We had another problem aggravated by the hot spell in late June – blanket weed. This grew so rapidly I was worried the pond water would overheat or the water would lack oxygen so decided to use the barley straw method of controlling it. First of all the worst of the weed was removed, about half a barrowload – it is a large pond. This was done using a rake and a lot of oxygenating plants were removed at the same time. But we could see the fish again.

Instead of using barley straw floating mats, we used a product – Pond Clear – which contains bacteria found in barely straw. It’s expensive so we bought the largest size as it may need another treatment. It worked. A lot of the weed turned yellow and floated on top of the water and was again removed with a rake. That which clung to the pond’s sides simply turned black and disappeared.

We’ve had regular visits from a heron which has the cheek to sit on top of the hedge overlooking the pond, eyeing up the fish. It swoops down and gobbles them up. We were angered by this and decided to buy a plastic heron to keep real ones away. Ours didn’t. The heron came down and tried to mate with the plastic one!

So we bought an electric fence to go around the pond’s edge, turned it on and watched. The heron arrived, walked up to the pond, got a shock and flew off.
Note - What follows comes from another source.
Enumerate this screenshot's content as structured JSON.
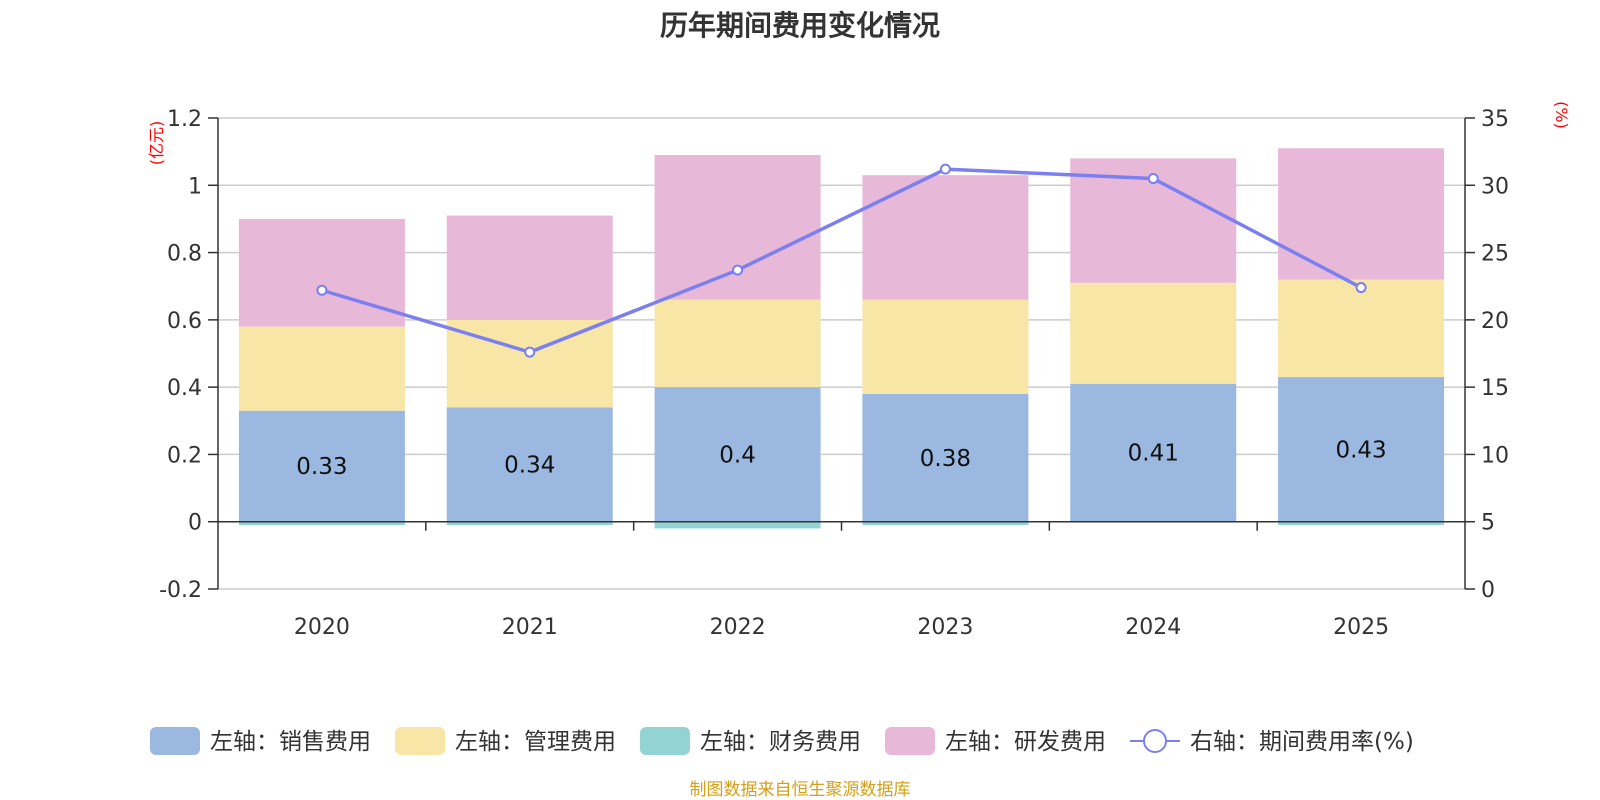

A few days later it returned and instead of walking across the grass to get a shock, he landed on a large area of water lilies to grab the fish.

The pond is now covered with wooden frames and wire mesh. It spoils the look but at least the heron can’t go fishing. But when we want to skim off the duck weed, all the frames have to be removed from the pond. Another job we could do without.

THIS WEEK’S TOP TIP

Plant nerine, amaryllis and colchicum bulbs. Choose a spot where they can bask in the sun and they’ll give much autumnal pleasure. They may not be at garden centres yet, but  I mention it now as they’re snapped up quickly.